In a note on Thursday, Maybank Investment Bank said Swift Haulage's core net profit, which it computed at RM18.3 million for the nine months ended Sept 30, 2023 (9MFY2023), only met 54% of its forecast.

"The key variance came from overhead costs from recent business expansion and ESOS (employee share option scheme). However, we are keeping our forecasts, as we await guidance in an upcoming results briefing. 

"4Q is always seasonally stronger, coupled with the normalisation of overhead costs post-business streamlining," it said, adding that it maintained its "hold" rating and target price of 52 sen, based on seven times FY2024 enterprise value/earnings before income tax, depreciation and amortisation (EV/Ebitda), in line with the five-year historical mean of its peers.

"We remain cautious on Swift's outlook, following five consecutive quarters of earnings misses. Although we anticipate growth in its warehousing and container depot segments due to recent capacity expansions, the uptake rate may be slow. 

"The container haulage and freight forwarding segments are being negatively impacted by macroeconomic headwinds, posing downward risks to the rates and volume handled.
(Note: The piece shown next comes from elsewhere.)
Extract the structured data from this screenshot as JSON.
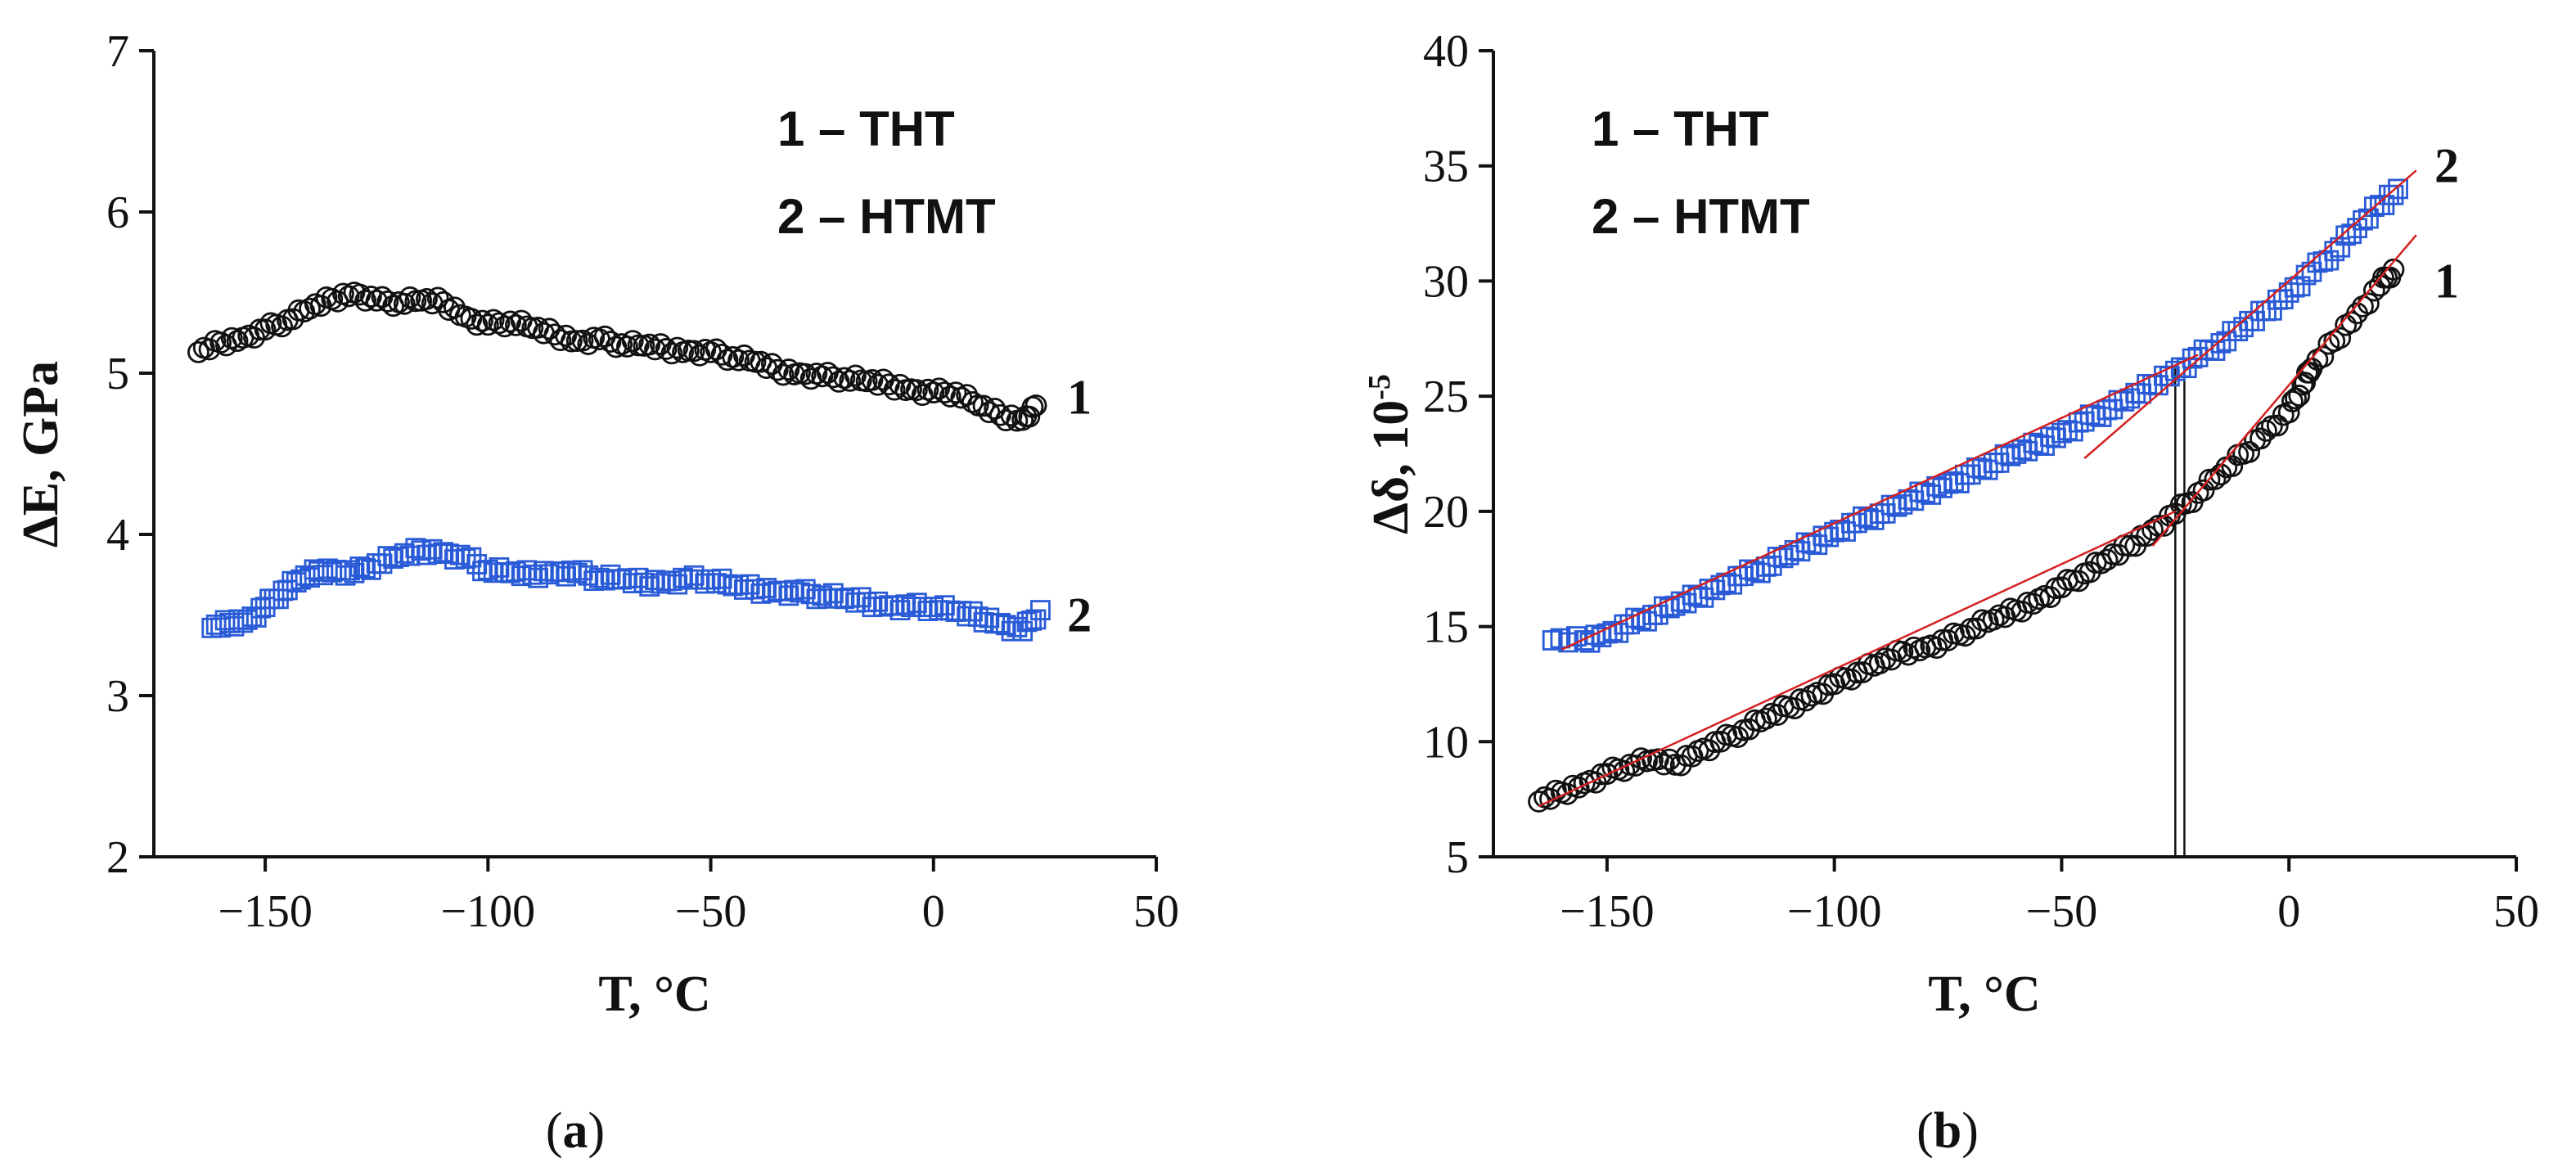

Having said that, we believe its depressed share price has largely reflected the headwinds."

Meanwhile, Kenanga Research said Swift Haulage's 9MFY2023 core net profit, which it calculated as RM35 million, met its expectation at 70% of its full-year forecast. It also maintained its "outperform" call and target price of 63 sen, which is based on an unchanged FY2024 price-earnings ratio of 10 times, which is in line with local logsitics players. 

"We like Swift for: (i) its leading position in the Malaysian haulage market, commanding close to 10% share; (ii) its value-adding integrated offerings, resulting in a superior pre-tax profit margin of circa 10% compared to the industry average of 4%; and (iii) the tremendous growth potential of its warehousing business, riding on the booming domestic ecommerce," it said.

Apex Securities Bhd, meanwhile, said Swift Haulage's core net profit of RM22.8 million missed expectations as it only met 50% of its estimates. Its lower core profit was due to higher finance and overhead costs from business expansion.

The research firm reduced Swift Haulage's core earnings forecast by 22.8% and 15.7% for FY2023 (RM35.4 million) and FY2024 (RM48.8 million), to account for the lower-than-expected margins and higher costs.

Apex Securities maintained its "buy" call for Swift Haulage but lowered its target price to 71 sen, after downgrading its earnings.

"Multiple headwinds such as rising costs on labour, finance and fuels, as well as declining freight rates, may continue to hamper growth prospects. However, we reckon that domestically-driven logistic players with exposure to domestic logistic, warehousing and cold-chain will outperform, supported [by] domestic economic growth.

"We opine [that] near-term Swift [Haulage]’s outlook remains challenging, attributed to higher operating and finance cost from ongoing capacity expansions. However, we are optimistic on the group’s development in the long run for its growing market share and leading position in [the] domestic logistic business," the research firm said.